Dyspareunie ou coïtalgie : causes et traitements

2 octobre 2020
La dyspareunie est un terme qui fait référence à la douleur pendant les rapports sexuels. Cette pathologie peut répondre à un déséquilibre physique, mais elle est également associée à des processus psychologiques.

La dyspareunie ou coïtalgie est une pathologie qui englobe divers symptômes gênants en ce qui concerne l’acte sexuel, tant chez l’homme que chez la femme.

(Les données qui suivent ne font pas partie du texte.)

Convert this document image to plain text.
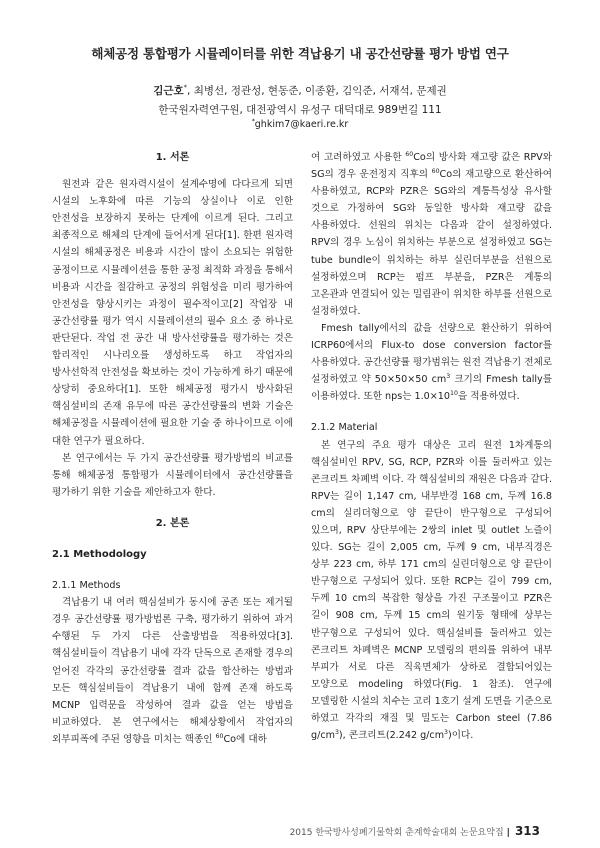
해체공정 통합평가 시뮬레이터를 위한 격납용기 내 공간선량률 평가 방법 연구
김근호*, 최병선, 정관성, 현동준, 이종환, 김익준, 서재석, 문제권
한국원자력연구원, 대전광역시 유성구 대덕대로 989번길 111
*ghkim7@kaeri.re.kr
1. 서론

원전과 같은 원자력시설이 설계수명에 다다르게 되면 시설의 노후화에 따른 기능의 상실이나 이로 인한 안전성을 보장하지 못하는 단계에 이르게 된다. 그리고 최종적으로 해체의 단계에 들어서게 된다[1]. 한편 원자력 시설의 해체공정은 비용과 시간이 많이 소요되는 위험한 공정이므로 시뮬레이션을 통한 공정 최적화 과정을 통해서 비용과 시간을 절감하고 공정의 위험성을 미리 평가하여 안전성을 향상시키는 과정이 필수적이고[2] 작업장 내 공간선량률 평가 역시 시뮬레이션의 필수 요소 중 하나로 판단된다. 작업 전 공간 내 방사선량률을 평가하는 것은 합리적인 시나리오를 생성하도록 하고 작업자의 방사선학적 안전성을 확보하는 것이 가능하게 하기 때문에 상당히 중요하다[1]. 또한 해체공정 평가시 방사화된 핵심설비의 존재 유무에 따른 공간선량률의 변화 기술은 해체공정을 시뮬레이션에 필요한 기술 중 하나이므로 이에 대한 연구가 필요하다.

본 연구에서는 두 가지 공간선량률 평가방법의 비교를 통해 해체공정 통합평가 시뮬레이터에서 공간선량률을 평가하기 위한 기술을 제안하고자 한다.

2. 본론
2.1 Methodology
2.1.1 Methods

격납용기 내 여러 핵심설비가 동시에 공존 또는 제거될 경우 공간선량률 평가방법론 구축, 평가하기 위하여 과거 수행된 두 가지 다른 산출방법을 적용하였다[3]. 핵심설비들이 격납용기 내에 각각 단독으로 존재할 경우의 얻어진 각각의 공간선량률 결과 값을 합산하는 방법과 모든 핵심설비들이 격납용기 내에 함께 존재 하도록 MCNP 입력문을 작성하여 결과 값을 얻는 방법을 비교하였다. 본 연구에서는 해체상황에서 작업자의 외부피폭에 주된 영향을 미치는 핵종인 $^{60}$Co에 대하

여 고려하였고 사용한 $^{60}$Co의 방사화 재고량 값은 RPV와 SG의 경우 운전정지 직후의 $^{60}$Co의 재고량으로 환산하여 사용하였고, RCP와 PZR은 SG와의 계통특성상 유사할 것으로 가정하여 SG와 동일한 방사화 재고량 값을 사용하였다. 선원의 위치는 다음과 같이 설정하였다. RPV의 경우 노심이 위치하는 부분으로 설정하였고 SG는 tube bundle이 위치하는 하부 실린더부분을 선원으로 설정하였으며 RCP는 펌프 부분을, PZR은 계통의 고온관과 연결되어 있는 밀림관이 위치한 하부를 선원으로 설정하였다.

Fmesh tally에서의 값을 선량으로 환산하기 위하여 ICRP60에서의 Flux-to dose conversion factor를 사용하였다. 공간선량률 평가범위는 원전 격납용기 전체로 설정하였고 약 50×50×50 $cm^3$ 크기의 Fmesh tally를 이용하였다. 또한 nps는 $1.0\times 10^{10}$을 적용하였다.

2.1.2 Material

본 연구의 주요 평가 대상은 고리 원전 1차계통의 핵심설비인 RPV, SG, RCP, PZR와 이를 둘러싸고 있는 콘크리트 차폐벽 이다. 각 핵심설비의 재원은 다음과 같다. RPV는 길이 1,147 cm, 내부반경 168 cm, 두께 16.8 cm의 실리더형으로 양 끝단이 반구형으로 구성되어 있으며, RPV 상단부에는 2쌍의 inlet 및 outlet 노즐이 있다. SG는 길이 2,005 cm, 두께 9 cm, 내부직경은 상부 223 cm, 하부 171 cm의 실린더형으로 양 끝단이 반구형으로 구성되어 있다. 또한 RCP는 길이 799 cm, 두께 10 cm의 복잡한 형상을 가진 구조물이고 PZR은 길이 908 cm, 두께 15 cm의 원기둥 형태에 상부는 반구형으로 구성되어 있다. 핵심설비를 둘러싸고 있는 콘크리트 차폐벽은 MCNP 모델링의 편의를 위하여 내부 부피가 서로 다른 직육면체가 상하로 결합되어있는 모양으로 modeling 하였다(Fig. 1 참조). 연구에 모델링한 시설의 치수는 고리 1호기 설계 도면을 기준으로 하였고 각각의 재질 및 밀도는 Carbon steel (7.86 $g/cm^3$), 콘크리트(2.242 $g/cm^3$)이다.

2015 한국방사성폐기물학회 춘계학술대회 논문요약집 | 313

Ce trouble se manifeste par une légère irritation génitale à une douleur profonde avant, pendant ou après les rapports sexuels.

Diverses études médicales indiquent que ce cadre clinique est beaucoup plus fréquent chez les femmes, mais il peut également survenir chez les hommes, généralement en raison d’infections urétrales ou de phimosis. Si vous voulez en savoir plus sur les traitements possibles et les causes de la dyspareunie ou de la coïtalgie, lisez la suite.

À propos de sa distribution mondiale

L’acte sexuel est un tabou dans de nombreuses couches sociales et cultures. Par conséquent, il n’est pas surprenant d’apprendre que la coïtalgie est beaucoup plus fréquente que vous ne le pensez au départ. L’Organisation mondiale de la santé (OMS) et diverses études épidémiologiques fournissent les données suivantes concernant les rapports sexuels douloureux:

  • Chez les femmes en âge de procréer, la dyspareunie a une prévalence comprise entre 10 et 15 %.
  • Au stade de la préménopause, ce problème clinique devient plus fréquent, touchant jusqu’à 30 % des femmes.
  • L’âge moyen des personnes qui souffrent de cette pathologie est de 36,5 ans.
  • Chez les hommes, la condition est beaucoup moins étudiée, mais la prévalence oscille entre 0,1 et 5 %.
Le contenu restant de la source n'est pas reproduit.